3.01 Three Modes of Management
Gentle Child Training Gentle Measures in the Management and Training of the Young By Jacob Abbott, 1871 The principles on which a firm parental authority may be established and maintained, without violence or anger, and the right development of the moral and mental capacities be promoted—by methods in harmony with the structure and the characteristics of the young mind.
Section 1 Chapter 1. the Three Modes of Management
It is possible, that in the minds of some people the idea of employing gentle measures in the management and training of children, may seem to imply the abandonment of the principle of authority, as the basis of the parental government, and the substitution of some weak and inefficient system of artifice and maneuvering in its place. To suppose that the object of this work is to aid in effecting such a substitution as that—is entirely to mistake its nature and design. The only government of the parent over the child that is worthy of the name, is one of authority—complete, absolute, unquestioned authority. The object of this work is, accordingly, not to show how the gentle methods which will be brought to view can be employed as a substitute for such authority—but how they can be made to aid in establishing and maintaining it.
There are three different modes of child-training, customarily employed by parents as means of inducing their children to comply with their requirements. They are, 1. Government by Maneuvering and Artifice.
2. Government by Reason and Affection.
3. Government by Authority.
1. Government by MANEUVERING and ARTIFICE.
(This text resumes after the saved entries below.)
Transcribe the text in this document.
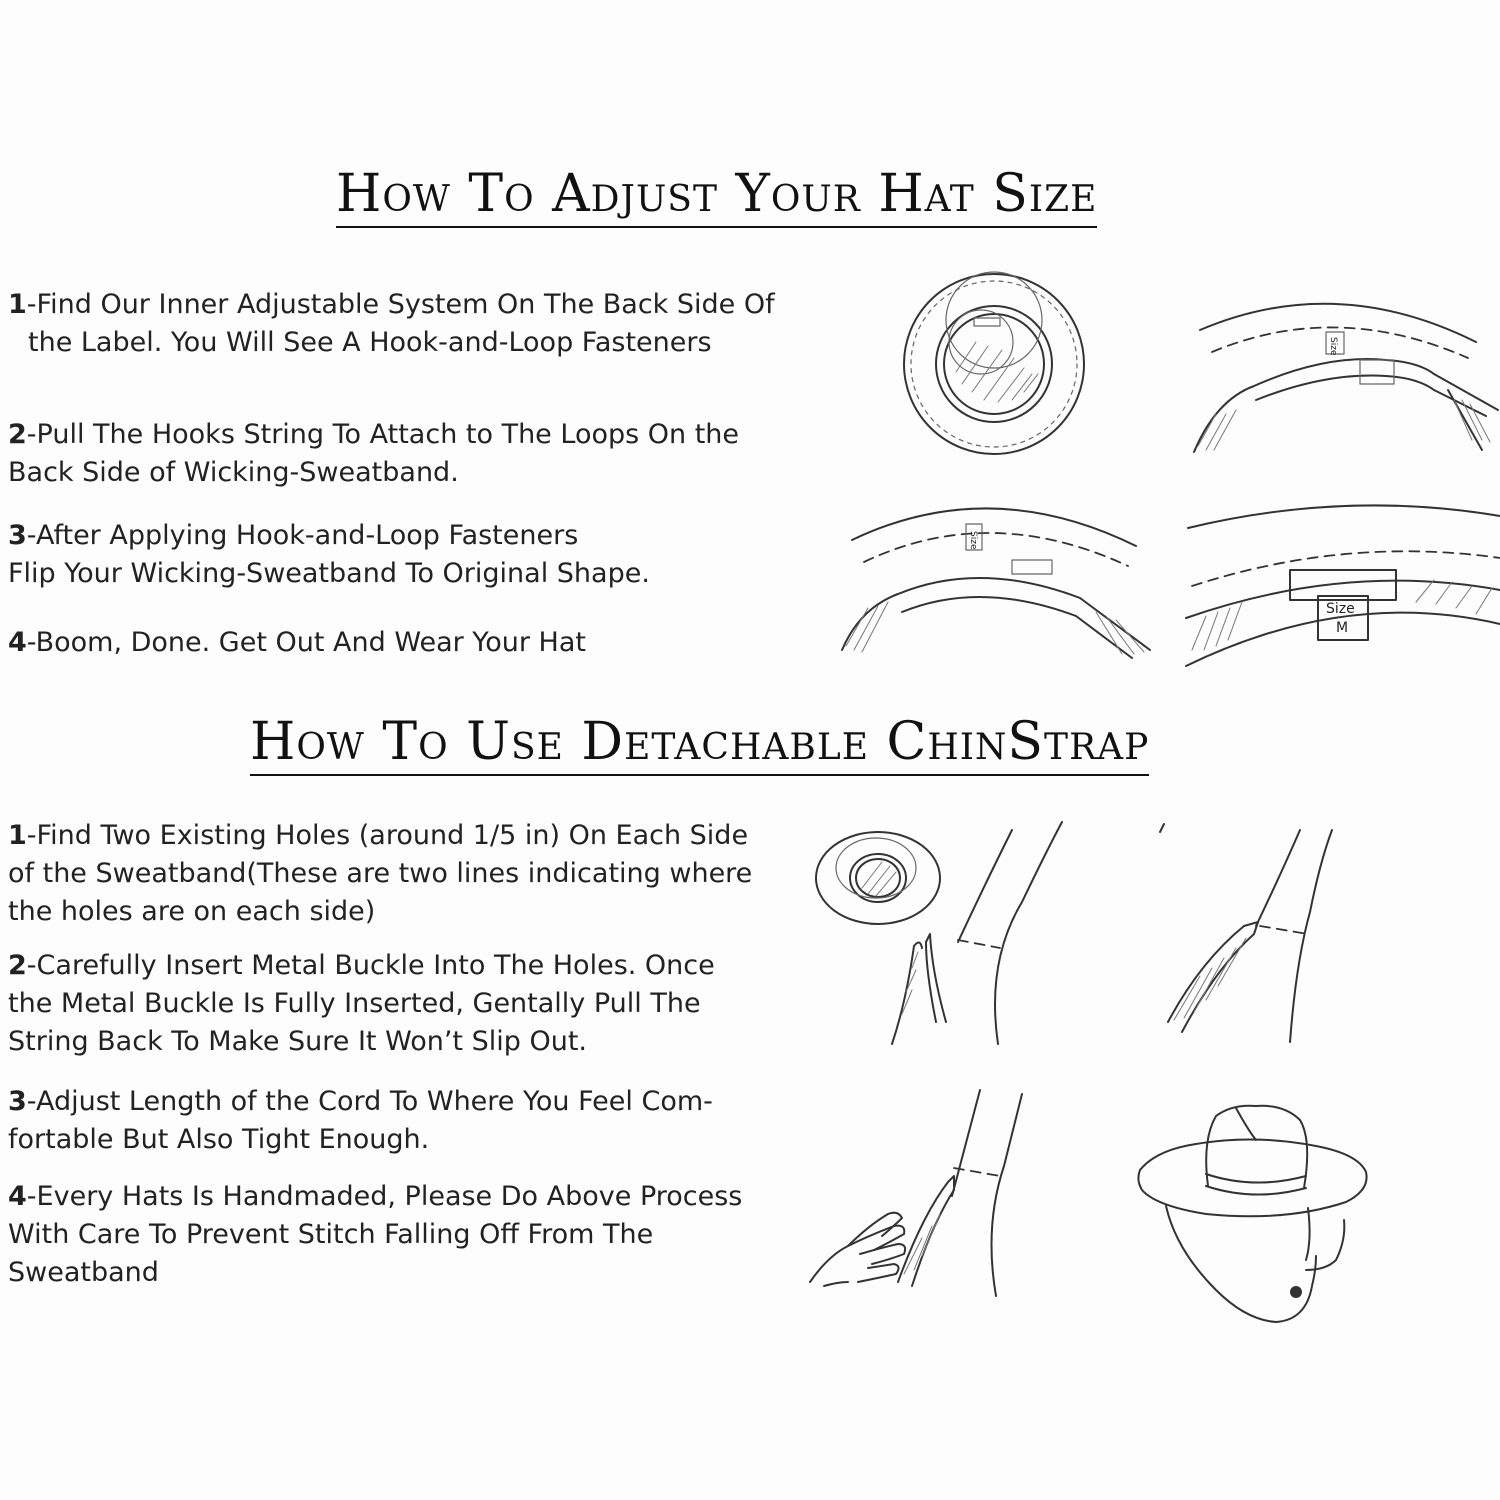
How To Adjust Your Hat Size
1-Find Our Inner Adjustable System On The Back Side Of
the Label. You Will See A Hook-and-Loop Fasteners
2-Pull The Hooks String To Attach to The Loops On the
Back Side of Wicking-Sweatband.
3-After Applying Hook-and-Loop Fasteners
Flip Your Wicking-Sweatband To Original Shape.
4-Boom, Done. Get Out And Wear Your Hat
Size
Size
Size
M
How To Use Detachable ChinStrap
1-Find Two Existing Holes (around 1/5 in) On Each Side
of the Sweatband(These are two lines indicating where
the holes are on each side)
2-Carefully Insert Metal Buckle Into The Holes. Once
the Metal Buckle Is Fully Inserted, Gentally Pull The
String Back To Make Sure It Won’t Slip Out.
3-Adjust Length of the Cord To Where You Feel Com-
fortable But Also Tight Enough.
4-Every Hats Is Handmaded, Please Do Above Process
With Care To Prevent Stitch Falling Off From The
Sweatband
Many mothers manage their children by means of tricks and contrivances, more or less adroit, designed to avoid direct issues with them, and to cajole or beguile them, as it were, into compliance with their wishes. As, for example, where a mother, recovering from sickness, is going out with her husband for the first time, and, as she is still feeble—wishes for a very quiet drive, and so concludes not to take little Mary with her, as she usually does on such occasions; but knowing that if Mary sees the coach at the door, and discovers that her father and mother are going in it, she will be very eager to go too—the mother adopts a system of maneuvers to conceal her design. She brings down her bonnet and shawl by stealth, and before the coach comes to the door she sends Mary out into the garden with her sister, under pretense of showing her a bird’s nest which is not there, trusting to her sister’s skill in diverting the child’s mind, and diverting her with something else in the garden, until the coach has gone. And if, either from hearing the sound of the wheels, or from any other cause, Mary’s suspicions are awakened, (and children habitually managed on these deceitful principles soon learn to be extremely distrustful and suspicious,) and she insists on going into the house, and thus discovers the mother’s stratagem; then, perhaps, her mother tells her that they are only going to the doctor’s, and that if Mary goes with them, the doctor will give her some dreadful medicine, and compel her to take it, thinking thus to deter her from insisting on going with them to ride.